** Output 2 Voltages

You can drive a siren driver from another siren driver...it'll work, but there's other issues involved.
 
People confuse AC as a pure sine wave and DC being strictly +/-, when in the engineering world, neither is the case.
 
A siren driver output from a panel is essentially AC signal with a DC bias. It may work, but it's the wrong way to fly.
 
DELInstallations said:
You are incorrect.
 
I would not, however, install a speaker like a 73 on OUT2, I'd recommend at least a unit capable of 30 watts. If shorting is a possibility or concern, fuse the output, it's actually a recommended way to install any outdoor speaker/strobe/siren.
Del, two follow up questions, please.

1. The idea of fusing the output seems like a great idea. Can you recommend a type and rating of fuse that would be suitable to this application?

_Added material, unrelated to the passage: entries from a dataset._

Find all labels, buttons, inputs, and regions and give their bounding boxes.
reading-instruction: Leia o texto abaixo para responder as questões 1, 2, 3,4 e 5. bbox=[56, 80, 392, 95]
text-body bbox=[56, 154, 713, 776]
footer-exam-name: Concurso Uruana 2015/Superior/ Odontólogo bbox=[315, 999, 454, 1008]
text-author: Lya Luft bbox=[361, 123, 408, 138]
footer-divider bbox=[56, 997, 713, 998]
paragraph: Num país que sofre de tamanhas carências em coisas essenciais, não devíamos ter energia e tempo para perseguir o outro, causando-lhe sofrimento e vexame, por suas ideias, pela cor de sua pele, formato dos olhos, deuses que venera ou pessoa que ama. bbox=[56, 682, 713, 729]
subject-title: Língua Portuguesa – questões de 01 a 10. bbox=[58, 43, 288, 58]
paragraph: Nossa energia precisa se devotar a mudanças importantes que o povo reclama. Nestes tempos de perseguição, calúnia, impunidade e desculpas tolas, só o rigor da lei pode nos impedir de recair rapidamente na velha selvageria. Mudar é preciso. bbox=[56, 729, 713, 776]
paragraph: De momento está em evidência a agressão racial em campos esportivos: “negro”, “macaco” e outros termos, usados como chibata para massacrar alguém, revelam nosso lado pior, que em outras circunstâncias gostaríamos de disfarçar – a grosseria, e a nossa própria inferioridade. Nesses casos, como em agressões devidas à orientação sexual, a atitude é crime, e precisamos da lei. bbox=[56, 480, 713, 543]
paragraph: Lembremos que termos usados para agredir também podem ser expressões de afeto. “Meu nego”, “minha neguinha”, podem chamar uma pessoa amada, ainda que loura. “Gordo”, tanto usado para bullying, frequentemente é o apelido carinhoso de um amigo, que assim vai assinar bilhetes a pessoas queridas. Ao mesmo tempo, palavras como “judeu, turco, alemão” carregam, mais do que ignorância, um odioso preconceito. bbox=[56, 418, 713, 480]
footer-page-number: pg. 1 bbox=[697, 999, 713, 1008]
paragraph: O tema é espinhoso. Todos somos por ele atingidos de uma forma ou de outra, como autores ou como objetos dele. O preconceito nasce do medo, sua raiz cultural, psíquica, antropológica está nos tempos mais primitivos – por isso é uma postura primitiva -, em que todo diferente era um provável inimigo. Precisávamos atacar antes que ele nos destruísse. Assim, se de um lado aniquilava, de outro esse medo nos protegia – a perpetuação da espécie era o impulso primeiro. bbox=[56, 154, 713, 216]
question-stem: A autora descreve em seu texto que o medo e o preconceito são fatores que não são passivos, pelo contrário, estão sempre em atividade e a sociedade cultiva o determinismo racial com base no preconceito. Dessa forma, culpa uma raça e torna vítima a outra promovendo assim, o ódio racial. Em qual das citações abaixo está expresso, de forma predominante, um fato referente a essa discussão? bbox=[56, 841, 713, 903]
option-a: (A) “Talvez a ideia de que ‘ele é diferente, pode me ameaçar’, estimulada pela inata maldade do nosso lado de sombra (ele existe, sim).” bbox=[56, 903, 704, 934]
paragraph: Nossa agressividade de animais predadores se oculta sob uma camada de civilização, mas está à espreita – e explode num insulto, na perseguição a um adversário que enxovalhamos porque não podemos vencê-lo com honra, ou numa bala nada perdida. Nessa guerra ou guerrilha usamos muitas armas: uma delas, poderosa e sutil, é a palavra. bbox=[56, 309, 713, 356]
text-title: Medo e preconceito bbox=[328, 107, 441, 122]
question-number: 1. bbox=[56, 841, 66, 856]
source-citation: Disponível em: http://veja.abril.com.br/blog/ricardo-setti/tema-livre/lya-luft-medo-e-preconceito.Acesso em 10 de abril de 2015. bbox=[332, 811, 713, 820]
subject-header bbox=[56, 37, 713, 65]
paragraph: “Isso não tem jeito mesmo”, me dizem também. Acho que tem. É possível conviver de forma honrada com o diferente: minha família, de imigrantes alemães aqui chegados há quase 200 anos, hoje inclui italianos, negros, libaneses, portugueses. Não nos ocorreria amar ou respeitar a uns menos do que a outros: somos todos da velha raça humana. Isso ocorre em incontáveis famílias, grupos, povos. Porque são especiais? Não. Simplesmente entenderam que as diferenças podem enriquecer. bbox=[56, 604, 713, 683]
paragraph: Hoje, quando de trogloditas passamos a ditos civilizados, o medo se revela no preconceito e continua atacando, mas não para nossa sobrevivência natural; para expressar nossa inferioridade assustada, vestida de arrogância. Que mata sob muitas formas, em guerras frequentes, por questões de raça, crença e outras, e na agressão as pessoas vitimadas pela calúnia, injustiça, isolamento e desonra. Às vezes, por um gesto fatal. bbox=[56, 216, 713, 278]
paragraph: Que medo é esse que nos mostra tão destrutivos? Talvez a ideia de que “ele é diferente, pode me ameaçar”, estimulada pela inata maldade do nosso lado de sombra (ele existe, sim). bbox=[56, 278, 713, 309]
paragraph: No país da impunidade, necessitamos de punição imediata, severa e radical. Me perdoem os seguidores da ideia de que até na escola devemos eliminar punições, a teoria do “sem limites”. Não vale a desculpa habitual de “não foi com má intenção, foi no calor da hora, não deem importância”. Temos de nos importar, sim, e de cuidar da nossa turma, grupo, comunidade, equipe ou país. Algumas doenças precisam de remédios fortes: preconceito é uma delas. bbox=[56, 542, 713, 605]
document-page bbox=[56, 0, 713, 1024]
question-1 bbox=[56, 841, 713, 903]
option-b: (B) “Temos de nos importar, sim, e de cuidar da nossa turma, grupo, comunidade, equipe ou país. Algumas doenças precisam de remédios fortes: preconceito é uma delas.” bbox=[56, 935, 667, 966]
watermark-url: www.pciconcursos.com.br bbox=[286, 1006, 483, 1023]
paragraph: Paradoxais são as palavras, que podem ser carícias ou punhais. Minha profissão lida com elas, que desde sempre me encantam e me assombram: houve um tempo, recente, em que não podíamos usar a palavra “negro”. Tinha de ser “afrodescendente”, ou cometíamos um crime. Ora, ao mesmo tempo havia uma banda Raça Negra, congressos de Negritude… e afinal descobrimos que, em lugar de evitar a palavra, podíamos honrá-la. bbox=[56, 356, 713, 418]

2. I am not the OP but I had an elk 73 speaker that was working fine for a few months die and take my output 2 with it. The speaker was the only thing on that output. If the elk 73 isn't appropriate, what is your speaker of preference? Any thoughts on why elk wouldn't warn against using an elk 73 on output 2?
 
DELInstallations said:
A siren driver output from a panel is essentially AC signal with a DC bias. It may work, but it's the wrong way to fly.
So Del - Are you suggestion the output be set voltage for output 2?
 
1. Ohm's law will dictate the minimum size fuse that would be acceptable, but this is only in a "siren" configuration, not using the M1's speaker.
 
2. Sounds like the driver failed, shorted and blew out the audio amp portion of the M1. The 73 is an appropriate speaker for the M1, assuming a single unit is installed.
 
As far as what to set the panel's output as, it depends on what is installed, either speakers or sirens.